I am a Data Scientist at Github working on problems relating to large scale text analytics – including topic modeling and extraction, recommendation engines and domain specific dictionary generation. I recently developed the algorithm for suggesting topics for the GitHub Topics feature. I also write articles related to text analytics and actively contribute to RxNLP’s text mining tools.
I received my Ph.D. from the Department of Computer Science at the University of Illinois at Urbana Champaign. My advisor was Dr. ChengXiang Zhai. My interests and work spans several hybrid areas in text and data mining, machine learning, information retrieval and natural language processing. I am specifically interested in building general and scalable solutions for text data related problems in different application domains.
Data-Driven Decision Support Systems
Opinion-Driven Decision Support System
Opinions are essential for decision making. For example, when visiting a new city, we use online opinions to decide which hotel to stay at or what attractions to visit. Without the availability of online opinions, decision making becomes a much more difficult task as we only have limited information (e.g. price and location) to base our decisions on. My thesis focusses on leveraging large amounts of opinions on the Web to facilitate opinion-driven decision support. The idea is to combine the strengths of search technologies with opinion analysis and mining tools to provide a powerful decision making platform. This special platform is called an Opinion Driven Decision Support System (ODSS) which encompasses problems related to opinion acquisition, opinion based search, opinion analysis tools and presentation of opinions.
Opinion-Based Entity Ranking
In this work, we propose a novel way of leveraging opinionated content (e.g. reviews), by directly ranking entities based on a user’s preferences. The idea is to represent each entity with the text of all the reviews of that entity. Given a user’s keyword query that expresses the desired features of an entity, we can then rank all the candidate entities based on how well opinions on these entities match the user’s preferences.
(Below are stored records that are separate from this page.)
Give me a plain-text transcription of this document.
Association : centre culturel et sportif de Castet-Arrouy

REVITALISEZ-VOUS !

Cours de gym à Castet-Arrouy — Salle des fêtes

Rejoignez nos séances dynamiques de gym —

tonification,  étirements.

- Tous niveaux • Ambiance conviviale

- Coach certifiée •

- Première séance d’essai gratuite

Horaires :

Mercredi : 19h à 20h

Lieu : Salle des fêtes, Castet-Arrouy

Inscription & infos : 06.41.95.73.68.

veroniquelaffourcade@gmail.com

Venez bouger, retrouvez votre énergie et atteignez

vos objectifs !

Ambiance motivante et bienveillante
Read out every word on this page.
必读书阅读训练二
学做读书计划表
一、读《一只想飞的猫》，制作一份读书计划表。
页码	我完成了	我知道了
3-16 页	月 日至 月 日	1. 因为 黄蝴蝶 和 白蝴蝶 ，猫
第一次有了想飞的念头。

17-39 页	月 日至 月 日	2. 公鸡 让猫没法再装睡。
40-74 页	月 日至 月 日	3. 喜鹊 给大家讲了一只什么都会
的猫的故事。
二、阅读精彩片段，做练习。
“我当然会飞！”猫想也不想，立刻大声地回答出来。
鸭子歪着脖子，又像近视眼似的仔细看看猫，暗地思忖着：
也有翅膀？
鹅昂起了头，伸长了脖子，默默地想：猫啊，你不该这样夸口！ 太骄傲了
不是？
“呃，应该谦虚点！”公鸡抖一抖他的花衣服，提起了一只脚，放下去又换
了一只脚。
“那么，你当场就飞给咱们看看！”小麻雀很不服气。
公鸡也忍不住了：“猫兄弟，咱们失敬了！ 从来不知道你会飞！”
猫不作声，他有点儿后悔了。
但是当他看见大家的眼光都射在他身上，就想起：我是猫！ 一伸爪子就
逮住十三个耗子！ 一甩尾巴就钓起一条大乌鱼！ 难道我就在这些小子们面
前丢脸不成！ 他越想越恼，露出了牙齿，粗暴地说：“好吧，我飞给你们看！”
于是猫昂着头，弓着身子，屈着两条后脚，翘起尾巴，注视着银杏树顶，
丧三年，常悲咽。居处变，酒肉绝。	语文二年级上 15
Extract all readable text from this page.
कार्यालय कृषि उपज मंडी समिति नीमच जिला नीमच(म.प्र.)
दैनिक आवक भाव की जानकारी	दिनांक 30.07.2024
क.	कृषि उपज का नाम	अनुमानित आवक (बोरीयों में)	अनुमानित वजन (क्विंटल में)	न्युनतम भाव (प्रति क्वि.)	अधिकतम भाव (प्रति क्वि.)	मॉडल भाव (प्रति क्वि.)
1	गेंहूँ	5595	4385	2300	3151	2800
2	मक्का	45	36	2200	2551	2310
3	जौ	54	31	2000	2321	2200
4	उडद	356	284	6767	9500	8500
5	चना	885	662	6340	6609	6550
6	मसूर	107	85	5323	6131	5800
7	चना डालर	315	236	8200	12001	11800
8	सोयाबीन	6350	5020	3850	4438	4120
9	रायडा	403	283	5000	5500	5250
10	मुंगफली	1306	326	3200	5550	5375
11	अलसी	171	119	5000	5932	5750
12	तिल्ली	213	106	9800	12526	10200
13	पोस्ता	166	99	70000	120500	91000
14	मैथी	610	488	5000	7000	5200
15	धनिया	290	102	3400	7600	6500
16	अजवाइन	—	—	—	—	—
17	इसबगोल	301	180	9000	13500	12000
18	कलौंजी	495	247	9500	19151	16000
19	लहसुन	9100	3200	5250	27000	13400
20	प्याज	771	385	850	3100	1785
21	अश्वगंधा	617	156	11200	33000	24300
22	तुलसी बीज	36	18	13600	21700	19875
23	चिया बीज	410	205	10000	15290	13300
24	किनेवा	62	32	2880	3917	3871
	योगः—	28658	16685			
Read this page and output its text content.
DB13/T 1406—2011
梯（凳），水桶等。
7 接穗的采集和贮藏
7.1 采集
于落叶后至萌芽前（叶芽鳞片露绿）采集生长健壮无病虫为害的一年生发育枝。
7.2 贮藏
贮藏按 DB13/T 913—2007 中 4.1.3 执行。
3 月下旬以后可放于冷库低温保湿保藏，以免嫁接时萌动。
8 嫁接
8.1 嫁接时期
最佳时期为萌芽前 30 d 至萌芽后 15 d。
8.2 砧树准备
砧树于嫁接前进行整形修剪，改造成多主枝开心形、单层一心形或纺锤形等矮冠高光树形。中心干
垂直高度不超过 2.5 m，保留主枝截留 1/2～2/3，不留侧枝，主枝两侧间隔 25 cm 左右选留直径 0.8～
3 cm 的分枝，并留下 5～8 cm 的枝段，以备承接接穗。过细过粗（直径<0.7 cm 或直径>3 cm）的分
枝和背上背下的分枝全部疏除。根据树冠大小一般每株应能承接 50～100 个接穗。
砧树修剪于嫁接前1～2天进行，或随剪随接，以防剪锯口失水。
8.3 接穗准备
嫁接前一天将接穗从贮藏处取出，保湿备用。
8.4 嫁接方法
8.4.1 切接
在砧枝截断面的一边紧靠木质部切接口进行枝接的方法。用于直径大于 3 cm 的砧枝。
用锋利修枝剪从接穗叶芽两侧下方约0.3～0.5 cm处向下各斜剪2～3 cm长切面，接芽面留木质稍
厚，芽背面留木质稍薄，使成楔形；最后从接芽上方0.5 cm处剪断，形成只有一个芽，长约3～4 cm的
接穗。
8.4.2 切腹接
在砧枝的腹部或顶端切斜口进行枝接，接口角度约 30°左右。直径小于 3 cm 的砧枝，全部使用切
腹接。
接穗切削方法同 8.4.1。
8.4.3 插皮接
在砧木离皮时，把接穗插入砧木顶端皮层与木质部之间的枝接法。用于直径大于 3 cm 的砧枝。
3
We study several methods for solving this problem, including both standard text retrieval models and some extensions of these models.
Scalable & Lightweight Text Summarization for Speedy Decision Making
Opinosis: A Graph Based Approach to Abstractive Summarization of Highly Redundant Opinions
This work presents a flexible framework for generating very short abstractive summaries. The key idea is to use a word graph data structure referred to as the Opinosis-Graph to represent the text to be summarized. Then, we repeatedly find paths through this graph to produce concise summaries. We consider Opinosis a "shallow" abstractive summarizer as it uses the original text itself to generate summaries. This is unlike a true abstractive summarizer that would need a deeper level of natural language understanding.
Micropinion Generation: An Unsupervised Approach to Generating Ultra-Concise Summaries of Opinions
This paper presents a new unsupervised approach to generating ultra-concise summaries of opinions. We formulate the problem of generating such a micropinion summary as an optimization problem, where we seek a set of concise and non-redundant phrases that are readable and represent key opinions in text. We measure representativeness based on a modifi ed mutual information function and model readability with an n-gram language model. We propose some heuristic algorithms to efficiently solve this optimization problem. Evaluation results show that our unsupervised approach outperforms other state of the art summarization methods and the generated summaries are informative and readable.
Mining Tag Clouds and Emoticons Behind Community Feedback
This work is related to a data mining system which automatically mines tags from feedback text in an eCommerce scenario. It renders these tags in a visually appealing manner. Further, emoticons are attached to mined tags to add sentiment to the visual aspect.
Adding Semantics and Structure to Unstructured Text
A General Supervised Approach to Segmentation of Clinical Texts
Proceedings of IEEE Conference on Big Data 2014
Segmentation of clinical texts is critical for all sorts of tasks such as medical coding for billing, auto drafting of discharge summaries, patient problem list generation and many such applications. Most methods tend to rely on basic regular expressions or document specific segmentation methods. This work presents a highly generalized statistical model for segmenting clinical texts, based on a set of line-wise predictions by a classifier with constraints imposing coherence of predictions. Evaluation results on 5 independent test sets shows that the approach can work on all sorts of document types and performs consistently across hospitals.
Automated Story Capture from Conversational Speech
Proceedings of K-CAP’05
While storytelling has long been recognized as an important part of effective knowledge management in organizations, knowledge management technologies have generally not distinguished between stories and other types of discourse. In this work we describe a new type of technological support for storytelling that involves automatically capturing the stories that people tell to each other in conversations. We describe our first attempt at constructing an automated story extraction system using statistical text classification and a simple voting scheme.
Large Scale Data Management and Collection
OpinoFetch: A Practical Approach to Collecting Opinions on Arbitrary Entities
In this work, we propose a lightweight approach to collecting opinion containing pages, namely review pages on the Web for arbitrary entities. We leverage existing Web search engines and use a novel information network called the FetchGraph to efficiently obtain review pages for entities of interest. Experiments in three different domains show that OpinoFetch is more effective than plain search engine results and OpinoFetch is able to collect entity specific review pages efficiently with reasonable precision and accuracy.